The prompt is very small. I’m using LLamaIndex. I am using OpenAIEmbeddings and chunk_size=1000. I am using a PDF which gets indexed without an issue. The problem is that I am asking a random question: “Describe to me what Ruby on Rails is” and I get this error.

However, your messages resulted in 5355 tokens. Please reduce the length of the messages." which seems odd. Is it because the completion is too big?

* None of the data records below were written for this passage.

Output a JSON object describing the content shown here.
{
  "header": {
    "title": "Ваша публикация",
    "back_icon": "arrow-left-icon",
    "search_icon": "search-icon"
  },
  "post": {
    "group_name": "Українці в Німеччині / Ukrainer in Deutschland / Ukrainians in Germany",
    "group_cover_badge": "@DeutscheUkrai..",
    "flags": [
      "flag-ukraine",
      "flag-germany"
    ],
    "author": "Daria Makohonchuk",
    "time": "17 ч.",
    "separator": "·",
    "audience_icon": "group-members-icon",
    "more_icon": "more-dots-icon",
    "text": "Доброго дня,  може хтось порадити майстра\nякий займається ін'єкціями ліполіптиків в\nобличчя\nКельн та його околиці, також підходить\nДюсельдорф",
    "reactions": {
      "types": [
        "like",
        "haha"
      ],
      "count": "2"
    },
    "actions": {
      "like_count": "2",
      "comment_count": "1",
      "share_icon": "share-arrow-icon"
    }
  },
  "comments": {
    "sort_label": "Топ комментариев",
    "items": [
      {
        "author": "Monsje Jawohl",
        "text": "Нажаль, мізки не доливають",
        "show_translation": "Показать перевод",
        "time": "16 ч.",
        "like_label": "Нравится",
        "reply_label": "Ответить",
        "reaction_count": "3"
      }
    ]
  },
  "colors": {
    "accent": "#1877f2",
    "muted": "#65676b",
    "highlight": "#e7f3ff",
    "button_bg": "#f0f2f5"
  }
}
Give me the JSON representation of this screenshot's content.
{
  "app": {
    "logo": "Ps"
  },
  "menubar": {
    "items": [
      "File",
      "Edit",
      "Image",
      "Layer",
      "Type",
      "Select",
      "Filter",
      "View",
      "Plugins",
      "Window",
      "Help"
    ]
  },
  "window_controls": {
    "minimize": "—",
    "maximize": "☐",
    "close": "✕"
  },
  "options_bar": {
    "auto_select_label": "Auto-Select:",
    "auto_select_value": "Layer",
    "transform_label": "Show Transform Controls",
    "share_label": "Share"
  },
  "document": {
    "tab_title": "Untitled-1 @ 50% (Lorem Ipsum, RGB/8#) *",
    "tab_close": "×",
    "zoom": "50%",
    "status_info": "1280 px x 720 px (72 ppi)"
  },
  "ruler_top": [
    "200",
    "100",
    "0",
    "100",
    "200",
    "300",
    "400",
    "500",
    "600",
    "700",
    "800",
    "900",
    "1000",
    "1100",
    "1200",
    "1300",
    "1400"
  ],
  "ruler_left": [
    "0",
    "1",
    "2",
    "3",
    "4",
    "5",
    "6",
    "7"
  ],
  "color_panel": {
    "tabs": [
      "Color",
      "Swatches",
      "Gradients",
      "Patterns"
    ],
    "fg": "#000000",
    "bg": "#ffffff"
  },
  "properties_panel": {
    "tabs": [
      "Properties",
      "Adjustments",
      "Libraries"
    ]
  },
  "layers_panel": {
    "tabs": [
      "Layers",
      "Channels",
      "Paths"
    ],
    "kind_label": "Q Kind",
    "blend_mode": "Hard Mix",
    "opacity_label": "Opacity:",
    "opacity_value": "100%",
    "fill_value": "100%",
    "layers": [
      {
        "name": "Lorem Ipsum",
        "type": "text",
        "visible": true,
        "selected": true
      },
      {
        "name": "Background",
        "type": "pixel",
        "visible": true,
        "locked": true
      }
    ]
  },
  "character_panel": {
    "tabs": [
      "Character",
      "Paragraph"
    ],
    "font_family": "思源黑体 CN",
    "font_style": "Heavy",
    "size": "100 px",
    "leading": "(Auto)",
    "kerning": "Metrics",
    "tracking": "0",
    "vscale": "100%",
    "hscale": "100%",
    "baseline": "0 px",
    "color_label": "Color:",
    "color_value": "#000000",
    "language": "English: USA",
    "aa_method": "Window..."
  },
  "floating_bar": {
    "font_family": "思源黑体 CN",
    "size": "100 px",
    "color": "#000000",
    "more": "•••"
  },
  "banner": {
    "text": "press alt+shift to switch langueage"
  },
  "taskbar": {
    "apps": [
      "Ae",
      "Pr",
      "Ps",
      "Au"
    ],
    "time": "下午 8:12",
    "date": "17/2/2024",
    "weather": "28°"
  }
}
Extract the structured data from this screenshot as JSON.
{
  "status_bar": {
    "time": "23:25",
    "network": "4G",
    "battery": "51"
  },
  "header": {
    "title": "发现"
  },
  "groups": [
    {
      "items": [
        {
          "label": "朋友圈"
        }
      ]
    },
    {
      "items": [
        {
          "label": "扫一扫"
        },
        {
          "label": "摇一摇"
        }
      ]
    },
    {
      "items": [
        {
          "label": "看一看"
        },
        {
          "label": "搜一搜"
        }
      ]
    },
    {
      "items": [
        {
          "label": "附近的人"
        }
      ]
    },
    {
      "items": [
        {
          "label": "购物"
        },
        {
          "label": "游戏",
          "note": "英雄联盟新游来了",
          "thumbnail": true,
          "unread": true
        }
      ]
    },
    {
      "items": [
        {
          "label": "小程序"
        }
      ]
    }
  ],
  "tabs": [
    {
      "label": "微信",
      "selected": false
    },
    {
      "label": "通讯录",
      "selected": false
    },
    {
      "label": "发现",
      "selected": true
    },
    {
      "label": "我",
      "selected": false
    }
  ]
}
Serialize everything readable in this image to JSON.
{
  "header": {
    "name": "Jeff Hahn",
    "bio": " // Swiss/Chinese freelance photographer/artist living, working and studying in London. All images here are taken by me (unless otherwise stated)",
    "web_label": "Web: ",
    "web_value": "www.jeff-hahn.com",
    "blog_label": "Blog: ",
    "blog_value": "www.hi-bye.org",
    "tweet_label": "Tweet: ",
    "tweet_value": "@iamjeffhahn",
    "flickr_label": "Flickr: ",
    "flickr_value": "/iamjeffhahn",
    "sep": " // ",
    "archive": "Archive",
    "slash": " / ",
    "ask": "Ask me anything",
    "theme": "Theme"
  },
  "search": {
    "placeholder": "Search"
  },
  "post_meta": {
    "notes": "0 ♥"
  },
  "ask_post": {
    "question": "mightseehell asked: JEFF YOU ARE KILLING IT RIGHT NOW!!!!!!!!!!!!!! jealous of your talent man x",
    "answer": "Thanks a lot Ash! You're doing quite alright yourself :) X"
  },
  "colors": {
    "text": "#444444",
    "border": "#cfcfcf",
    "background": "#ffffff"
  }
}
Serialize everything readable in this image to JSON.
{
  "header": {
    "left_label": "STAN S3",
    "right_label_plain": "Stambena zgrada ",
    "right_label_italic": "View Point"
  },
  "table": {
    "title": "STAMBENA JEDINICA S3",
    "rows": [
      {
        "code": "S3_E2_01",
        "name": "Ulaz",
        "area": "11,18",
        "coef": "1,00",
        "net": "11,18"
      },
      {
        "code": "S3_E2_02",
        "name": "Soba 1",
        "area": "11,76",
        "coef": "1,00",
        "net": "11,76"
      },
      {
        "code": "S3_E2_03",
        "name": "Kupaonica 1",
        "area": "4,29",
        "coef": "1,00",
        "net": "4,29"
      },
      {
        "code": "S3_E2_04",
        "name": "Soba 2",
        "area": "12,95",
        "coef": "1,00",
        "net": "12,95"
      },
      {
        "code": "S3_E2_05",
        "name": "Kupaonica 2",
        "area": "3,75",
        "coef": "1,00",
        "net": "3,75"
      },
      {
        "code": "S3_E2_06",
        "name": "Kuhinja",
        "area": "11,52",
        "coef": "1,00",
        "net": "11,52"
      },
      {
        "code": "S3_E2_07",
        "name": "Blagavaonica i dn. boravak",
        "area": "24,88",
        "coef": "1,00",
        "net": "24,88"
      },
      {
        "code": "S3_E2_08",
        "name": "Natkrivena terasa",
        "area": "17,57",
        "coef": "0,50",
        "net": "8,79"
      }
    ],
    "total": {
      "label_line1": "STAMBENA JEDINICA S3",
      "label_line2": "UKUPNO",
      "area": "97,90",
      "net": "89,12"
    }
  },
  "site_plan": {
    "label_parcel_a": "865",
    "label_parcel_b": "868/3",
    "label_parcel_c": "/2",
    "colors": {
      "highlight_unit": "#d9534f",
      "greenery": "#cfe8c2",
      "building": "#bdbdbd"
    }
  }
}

Maximum context length is a sum of the inputs that you send the API (inlcuding samples, prompt)
as well as the output that GPT generates and returns. Most likely in your case, it’s a completion which is too big that is causing the problem.

Hi @tavy88

AFAIK the chunk size only limits every chunk at 1000. There could be multiple chunks depending on your implementation.

This error could also occur if the conversation has previous messages as they will also consume the context length.

1 Like

Yeah, that was my suspicion as well. I guess turbo-3.5-16k would be better in this case?

If your prompt is actually small and a majority of the tokens are from the output generation, then yes.

The problem with having larger inputs for an LLM is that it has a tendency to hallucinate/ wrongly use information from the middle of a huge prompt (I’m taking about something close to a 700-1000 token input prompt from experience). If that is the case, it would be better to try and reduce the input prompt size.


To add to @udm17’s comment, large prompts are fine, if that prompt is full of contextual data, i.e., information to base the instruction upon. What it’s not good for is hundreds and hundreds of instructions one after the other.

So, data is fine, but keep the request per prompt to a few at most, talking 3 or 4 tops, 5 or more and you will start to see significant degradation in performance.